Most people believe that waiting is a waste of time and it's best to fill that time with something... anything. Whether we're in line at a the grocery story, waiting at a doctor's office, or sitting at a stoplight, the brain seems to be cued to fill that space. Nowadays, many of us pull out our phones and begin sifting through various messages, reading over documents, or surfing the web.

However, the belief that waiting has no value is mistaken.
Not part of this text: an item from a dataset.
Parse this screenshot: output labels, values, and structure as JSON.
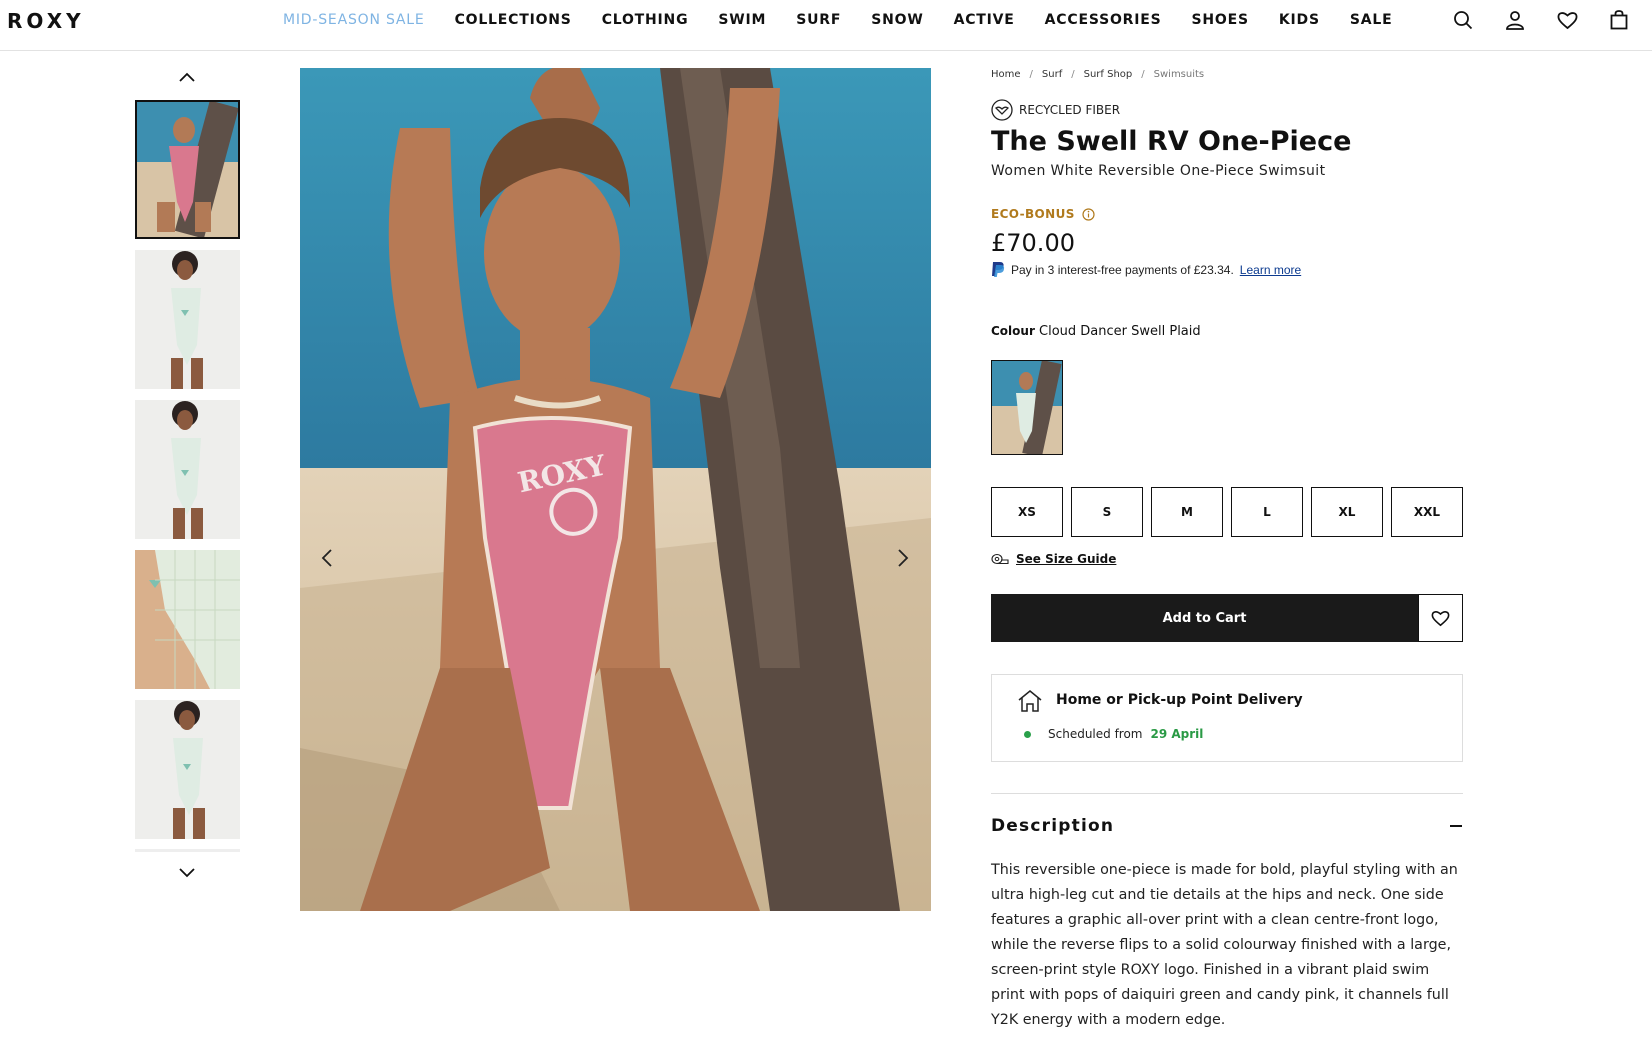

In fact, the secret to a sense of personal control, general satisfaction with life and even success, lies in learning how to find peace with waiting.

We've all heard the famous adage, "Patience is a virtue" or "Good things come to those who wait."

Easier said than done, why?

We're not in control of our brains

Because underneath the subtle yet intolerable experience of waiting is a little anxious gremlin that fears being alone. This gremlin is operating on old software that says if you're alone that means you're not being protected by your clan and it's a threat to your safety. In those small moments of waiting, the gremlin takes the controls of your brain and reaches for something to "be with" so you're not alone anymore.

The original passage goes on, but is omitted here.